Gateway Mode - Lowest Latency AI Governance
Gateway Mode provides the lowest latency governance by letting you make direct LLM calls while AxonFlow handles policy enforcement and audit logging separately.
Gateway Mode only evaluates static policies (PII detection, SQL injection blocking, dangerous query prevention). Custom policies created in the Customer Portal UI or via the Orchestrator API will NOT be enforced.
Static policies include:
- SQL injection detection (
sql_injection) - PII detection (SSN, credit cards, Aadhaar, PAN, email, phone)

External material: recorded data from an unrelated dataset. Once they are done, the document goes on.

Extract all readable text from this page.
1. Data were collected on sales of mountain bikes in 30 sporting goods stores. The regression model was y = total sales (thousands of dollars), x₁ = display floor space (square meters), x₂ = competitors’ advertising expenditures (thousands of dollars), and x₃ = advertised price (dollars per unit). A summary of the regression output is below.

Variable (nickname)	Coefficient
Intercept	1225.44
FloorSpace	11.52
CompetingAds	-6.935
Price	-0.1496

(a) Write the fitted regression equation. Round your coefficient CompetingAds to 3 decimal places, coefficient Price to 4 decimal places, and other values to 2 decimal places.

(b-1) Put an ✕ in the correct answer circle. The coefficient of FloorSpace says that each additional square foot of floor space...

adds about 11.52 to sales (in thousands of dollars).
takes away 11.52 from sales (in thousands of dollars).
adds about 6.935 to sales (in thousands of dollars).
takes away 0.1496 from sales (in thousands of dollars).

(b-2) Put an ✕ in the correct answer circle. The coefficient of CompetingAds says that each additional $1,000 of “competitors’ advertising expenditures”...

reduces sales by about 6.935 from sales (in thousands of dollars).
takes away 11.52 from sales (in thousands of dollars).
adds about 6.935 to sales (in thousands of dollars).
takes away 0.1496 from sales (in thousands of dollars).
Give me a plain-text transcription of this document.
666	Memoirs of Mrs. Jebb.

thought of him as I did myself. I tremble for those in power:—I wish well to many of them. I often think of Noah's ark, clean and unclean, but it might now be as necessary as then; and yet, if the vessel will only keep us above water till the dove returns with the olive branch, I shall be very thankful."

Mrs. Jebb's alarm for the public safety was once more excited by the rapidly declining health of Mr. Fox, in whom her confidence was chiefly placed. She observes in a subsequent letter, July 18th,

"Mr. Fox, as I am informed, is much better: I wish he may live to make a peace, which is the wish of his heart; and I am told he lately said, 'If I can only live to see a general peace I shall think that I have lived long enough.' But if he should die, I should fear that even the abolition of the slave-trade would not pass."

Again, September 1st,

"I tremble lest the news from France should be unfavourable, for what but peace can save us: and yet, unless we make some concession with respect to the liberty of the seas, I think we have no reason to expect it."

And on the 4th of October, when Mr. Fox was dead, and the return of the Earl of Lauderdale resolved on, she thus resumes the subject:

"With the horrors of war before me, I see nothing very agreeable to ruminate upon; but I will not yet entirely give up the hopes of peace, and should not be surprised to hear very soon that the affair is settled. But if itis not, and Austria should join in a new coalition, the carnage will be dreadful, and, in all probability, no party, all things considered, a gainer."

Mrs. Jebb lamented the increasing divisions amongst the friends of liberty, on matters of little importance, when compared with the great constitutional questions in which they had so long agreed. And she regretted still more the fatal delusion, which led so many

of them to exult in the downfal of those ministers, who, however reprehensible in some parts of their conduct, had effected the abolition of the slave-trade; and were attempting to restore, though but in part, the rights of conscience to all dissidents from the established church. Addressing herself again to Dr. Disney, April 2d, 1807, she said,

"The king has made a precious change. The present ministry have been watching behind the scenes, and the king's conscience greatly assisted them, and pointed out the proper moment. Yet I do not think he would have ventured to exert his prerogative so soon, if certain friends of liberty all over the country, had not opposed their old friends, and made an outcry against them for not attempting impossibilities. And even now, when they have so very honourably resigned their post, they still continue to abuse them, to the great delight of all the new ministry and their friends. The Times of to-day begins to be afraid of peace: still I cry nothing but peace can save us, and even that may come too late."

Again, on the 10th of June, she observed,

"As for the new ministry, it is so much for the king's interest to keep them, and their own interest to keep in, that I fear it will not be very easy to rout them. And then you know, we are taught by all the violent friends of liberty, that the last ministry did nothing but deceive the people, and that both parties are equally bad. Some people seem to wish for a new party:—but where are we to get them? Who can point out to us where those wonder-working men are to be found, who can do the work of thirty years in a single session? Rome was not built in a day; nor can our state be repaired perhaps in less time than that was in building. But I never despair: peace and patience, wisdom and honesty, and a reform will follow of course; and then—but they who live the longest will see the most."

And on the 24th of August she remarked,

- Dangerous query blocking (
DROP TABLE,TRUNCATE, etc.) - Admin access controls
Not supported in Gateway Mode:
- Custom dynamic policies created via UI or API
- Response content filtering
Need custom policies? Use Proxy Mode instead.
Why Gateway Mode?
| Benefit | Description |
|---|---|
| Lowest Latency | Direct LLM calls, only 10-20ms overhead for pre-check |
| Your LLM Keys | Use your own API keys and accounts |
| Full Control | Choose any provider, model, or configuration |
| Complete Audit Trail | Every LLM call logged with context |
| Cost Tracking | Automatic token usage and cost estimation |
How It Works
- Your app calls
getPolicyApprovedContext()orpreCheck() - AxonFlow evaluates policies and returns approval
- If approved, you make your LLM call directly
- Call
auditLLMCall()to log the audit trail
Quick Start
TypeScript
import { AxonFlow } from '@axonflow/sdk'; // v1.7.1+
import OpenAI from 'openai';
const axonflow = new AxonFlow({
endpoint: process.env.AXONFLOW_ENDPOINT,
clientId: process.env.AXONFLOW_CLIENT_ID,
clientSecret: process.env.AXONFLOW_CLIENT_SECRET
});
const openai = new OpenAI({ apiKey: process.env.OPENAI_API_KEY });
async function queryWithGovernance(userToken: string, query: string) {
// 1. Pre-check: Get policy-approved context
const ctx = await axonflow.getPolicyApprovedContext({
userToken,
query,
dataSources: ['postgres']
});
if (!ctx.approved) {
throw new Error(`Query blocked: ${ctx.blockReason}`);
}
// 2. Make LLM call with approved data
const startTime = Date.now();
const response = await openai.chat.completions.create({
model: 'gpt-4',
messages: [{ role: 'user', content: query }]
});
const latencyMs = Date.now() - startTime;
// 3. Audit the call
await axonflow.auditLLMCall({
contextId: ctx.contextId,
responseSummary: response.choices[0].message.content?.substring(0, 100) || '',
provider: 'openai',
model: 'gpt-4',
tokenUsage: {
promptTokens: response.usage?.prompt_tokens || 0,
completionTokens: response.usage?.completion_tokens || 0,
totalTokens: response.usage?.total_tokens || 0
},
latencyMs
});
return response.choices[0].message.content;
}
Go
import (
"github.com/getaxonflow/axonflow-sdk-go" // v1.10.0+
"time"
)
client := axonflow.NewClient(axonflow.AxonFlowConfig{
Endpoint: os.Getenv("AXONFLOW_ENDPOINT"),
ClientID: os.Getenv("AXONFLOW_CLIENT_ID"),
ClientSecret: os.Getenv("AXONFLOW_CLIENT_SECRET"),
})
// 1. Pre-check
ctx, err := client.GetPolicyApprovedContext(
userToken,
query,
[]string{"postgres"},
nil,
)
if err != nil {
return err
}
if !ctx.Approved {
return fmt.Errorf("blocked: %s", ctx.BlockReason)
}
// 2. Make LLM call (your code)
startTime := time.Now()
llmResponse, err := openaiClient.CreateChatCompletion(...)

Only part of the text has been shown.